Written by Fotini Tsalikoglou Mary Kitroeff (trans.)
Review by Waheed Rabbani

In January 2013, Jonathan Argyriou, a Manhattan-born third generation Greek-American, boards a plane in New York for Athens. Jonathan is travelling to Greece to learn more about his family. He was brought up by his grandparents and his alcoholic mother, and he doesn’t quite understand the relationship between his grandmother’s younger sister and his grandfather. Jonathan converses with his sister, Amalia, imagining she is occupying the empty seat next to him. We thus learn of the tragedies faced by the Argyriou family. Their ruin had begun during the 1922 Greco-Turkish War, when two orphaned sisters, little Erasmia and Frosso, had to flee Smyrna village for Athens. While Erasmia eventually manages to reach America, Frosso does not. By the time the planes reaches Athens, from his soul-searching and brainstorming with his sister, past memories flood back to Jonathan such that he himself recollects a good deal of his ancestry.

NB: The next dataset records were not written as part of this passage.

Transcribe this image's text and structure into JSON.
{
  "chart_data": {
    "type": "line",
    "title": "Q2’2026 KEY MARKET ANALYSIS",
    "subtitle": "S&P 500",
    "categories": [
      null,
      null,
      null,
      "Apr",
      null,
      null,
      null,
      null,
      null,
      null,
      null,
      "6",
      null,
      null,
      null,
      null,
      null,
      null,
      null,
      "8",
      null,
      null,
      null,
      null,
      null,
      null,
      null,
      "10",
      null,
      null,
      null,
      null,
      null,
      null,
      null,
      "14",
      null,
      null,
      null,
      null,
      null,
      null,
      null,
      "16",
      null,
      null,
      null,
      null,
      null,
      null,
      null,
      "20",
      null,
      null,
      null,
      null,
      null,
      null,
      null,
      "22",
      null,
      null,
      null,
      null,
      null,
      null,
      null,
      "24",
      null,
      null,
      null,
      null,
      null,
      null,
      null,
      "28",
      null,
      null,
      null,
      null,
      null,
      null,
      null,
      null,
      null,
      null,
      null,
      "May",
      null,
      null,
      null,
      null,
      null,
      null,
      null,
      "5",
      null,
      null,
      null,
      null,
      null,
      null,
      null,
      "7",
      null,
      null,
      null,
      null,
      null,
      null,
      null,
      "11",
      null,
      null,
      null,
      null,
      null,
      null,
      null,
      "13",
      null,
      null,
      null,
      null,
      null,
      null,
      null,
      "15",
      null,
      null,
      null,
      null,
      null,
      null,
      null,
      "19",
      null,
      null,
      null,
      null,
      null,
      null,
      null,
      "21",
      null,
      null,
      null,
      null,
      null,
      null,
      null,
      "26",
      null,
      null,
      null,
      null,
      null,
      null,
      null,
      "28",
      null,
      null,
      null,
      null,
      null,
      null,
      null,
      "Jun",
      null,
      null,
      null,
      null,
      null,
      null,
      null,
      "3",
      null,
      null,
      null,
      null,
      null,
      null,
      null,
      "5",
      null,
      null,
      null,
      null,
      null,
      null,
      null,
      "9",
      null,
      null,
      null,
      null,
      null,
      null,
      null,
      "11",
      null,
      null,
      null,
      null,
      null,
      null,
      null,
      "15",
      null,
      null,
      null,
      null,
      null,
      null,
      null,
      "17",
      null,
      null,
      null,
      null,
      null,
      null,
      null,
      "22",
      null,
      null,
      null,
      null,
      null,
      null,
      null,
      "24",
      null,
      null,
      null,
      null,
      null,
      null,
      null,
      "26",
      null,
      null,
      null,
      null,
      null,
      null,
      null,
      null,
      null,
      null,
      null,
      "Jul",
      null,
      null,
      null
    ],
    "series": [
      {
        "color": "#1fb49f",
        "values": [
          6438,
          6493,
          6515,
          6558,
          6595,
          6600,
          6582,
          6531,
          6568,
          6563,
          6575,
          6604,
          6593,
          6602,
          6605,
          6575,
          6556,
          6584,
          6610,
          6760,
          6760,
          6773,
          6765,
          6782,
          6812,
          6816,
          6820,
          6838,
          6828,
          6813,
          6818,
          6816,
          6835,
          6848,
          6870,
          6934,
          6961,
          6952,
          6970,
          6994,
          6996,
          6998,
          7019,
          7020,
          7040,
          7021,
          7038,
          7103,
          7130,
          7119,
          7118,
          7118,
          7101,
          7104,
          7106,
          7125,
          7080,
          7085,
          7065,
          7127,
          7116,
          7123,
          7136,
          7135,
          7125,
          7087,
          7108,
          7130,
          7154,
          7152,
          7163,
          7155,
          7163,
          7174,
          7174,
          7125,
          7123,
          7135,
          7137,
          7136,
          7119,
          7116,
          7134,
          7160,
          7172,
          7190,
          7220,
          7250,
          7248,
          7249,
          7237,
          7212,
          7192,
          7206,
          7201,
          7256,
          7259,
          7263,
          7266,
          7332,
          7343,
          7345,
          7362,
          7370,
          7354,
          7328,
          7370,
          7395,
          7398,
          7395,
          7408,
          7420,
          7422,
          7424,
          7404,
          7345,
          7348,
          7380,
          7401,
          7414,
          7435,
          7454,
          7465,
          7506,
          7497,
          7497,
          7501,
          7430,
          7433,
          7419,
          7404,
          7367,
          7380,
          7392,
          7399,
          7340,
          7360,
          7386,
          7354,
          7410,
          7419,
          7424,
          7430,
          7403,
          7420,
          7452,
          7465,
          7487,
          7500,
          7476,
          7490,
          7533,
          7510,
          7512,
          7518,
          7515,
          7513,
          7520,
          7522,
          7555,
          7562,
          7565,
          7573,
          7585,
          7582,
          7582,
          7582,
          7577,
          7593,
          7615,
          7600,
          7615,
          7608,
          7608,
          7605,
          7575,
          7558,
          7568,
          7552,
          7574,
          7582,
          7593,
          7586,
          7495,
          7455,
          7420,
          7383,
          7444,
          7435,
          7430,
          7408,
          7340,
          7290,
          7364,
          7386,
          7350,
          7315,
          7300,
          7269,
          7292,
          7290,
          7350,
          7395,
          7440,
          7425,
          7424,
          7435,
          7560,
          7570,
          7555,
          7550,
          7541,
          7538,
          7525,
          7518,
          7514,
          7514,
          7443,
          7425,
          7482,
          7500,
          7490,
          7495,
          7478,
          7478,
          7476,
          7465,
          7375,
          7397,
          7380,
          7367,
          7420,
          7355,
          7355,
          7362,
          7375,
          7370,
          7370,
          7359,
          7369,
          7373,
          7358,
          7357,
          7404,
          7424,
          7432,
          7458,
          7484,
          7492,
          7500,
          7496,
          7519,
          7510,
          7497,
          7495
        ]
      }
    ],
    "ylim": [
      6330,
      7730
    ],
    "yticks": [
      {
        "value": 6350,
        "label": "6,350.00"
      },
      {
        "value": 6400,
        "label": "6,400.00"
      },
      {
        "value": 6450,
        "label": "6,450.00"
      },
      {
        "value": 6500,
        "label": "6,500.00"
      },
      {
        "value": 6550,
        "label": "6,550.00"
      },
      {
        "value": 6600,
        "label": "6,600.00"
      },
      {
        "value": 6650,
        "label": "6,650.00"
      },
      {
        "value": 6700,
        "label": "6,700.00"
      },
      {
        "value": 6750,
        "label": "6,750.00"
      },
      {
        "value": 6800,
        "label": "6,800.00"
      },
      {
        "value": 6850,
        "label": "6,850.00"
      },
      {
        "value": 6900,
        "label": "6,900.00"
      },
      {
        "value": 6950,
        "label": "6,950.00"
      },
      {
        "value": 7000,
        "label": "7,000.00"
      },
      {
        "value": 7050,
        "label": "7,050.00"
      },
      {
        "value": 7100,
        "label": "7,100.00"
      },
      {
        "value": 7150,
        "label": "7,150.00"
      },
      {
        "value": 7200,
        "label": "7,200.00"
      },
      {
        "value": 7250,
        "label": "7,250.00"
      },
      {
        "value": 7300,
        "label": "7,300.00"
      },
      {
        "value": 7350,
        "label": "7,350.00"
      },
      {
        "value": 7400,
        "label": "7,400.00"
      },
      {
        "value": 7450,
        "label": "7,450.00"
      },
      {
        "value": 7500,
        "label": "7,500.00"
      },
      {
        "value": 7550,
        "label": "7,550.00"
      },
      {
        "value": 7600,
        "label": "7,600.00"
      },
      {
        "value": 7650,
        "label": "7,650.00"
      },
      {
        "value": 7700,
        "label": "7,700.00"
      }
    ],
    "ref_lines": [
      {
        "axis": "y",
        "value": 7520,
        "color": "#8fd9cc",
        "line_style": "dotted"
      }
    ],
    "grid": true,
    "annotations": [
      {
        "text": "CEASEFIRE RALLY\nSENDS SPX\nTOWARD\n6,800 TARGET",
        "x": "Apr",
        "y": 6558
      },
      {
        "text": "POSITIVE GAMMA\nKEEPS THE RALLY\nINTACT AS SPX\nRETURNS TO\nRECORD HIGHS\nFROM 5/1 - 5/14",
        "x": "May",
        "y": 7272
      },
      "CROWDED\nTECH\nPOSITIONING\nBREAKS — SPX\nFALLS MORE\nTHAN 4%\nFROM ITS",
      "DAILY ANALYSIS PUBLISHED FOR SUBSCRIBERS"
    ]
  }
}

As noted on this book’s cover, Fortini Tsalikoglou’s novel indeed “explores the blurred line between history and memory.” While the short length of the novel does not permit detailed character development, the stream-of-consciousness writing style admirably fleshes out the story. Some readers might question Jonathan’s motive in embarking on such a long journey of discovery; however, it is his psychological frame of mind, muddled by family secrets, that Tsalikoglou portrays as one from which he cannot escape. Similar to Faulkner’s famous quote, Tsalikoglou notes: “The past is never over. It isn’t even past.” Nevertheless, the narrative is not an easy read, and were it not for the book’s evocative cover, and the informative flap and back cover text, the plot would take a huge effort to comprehend.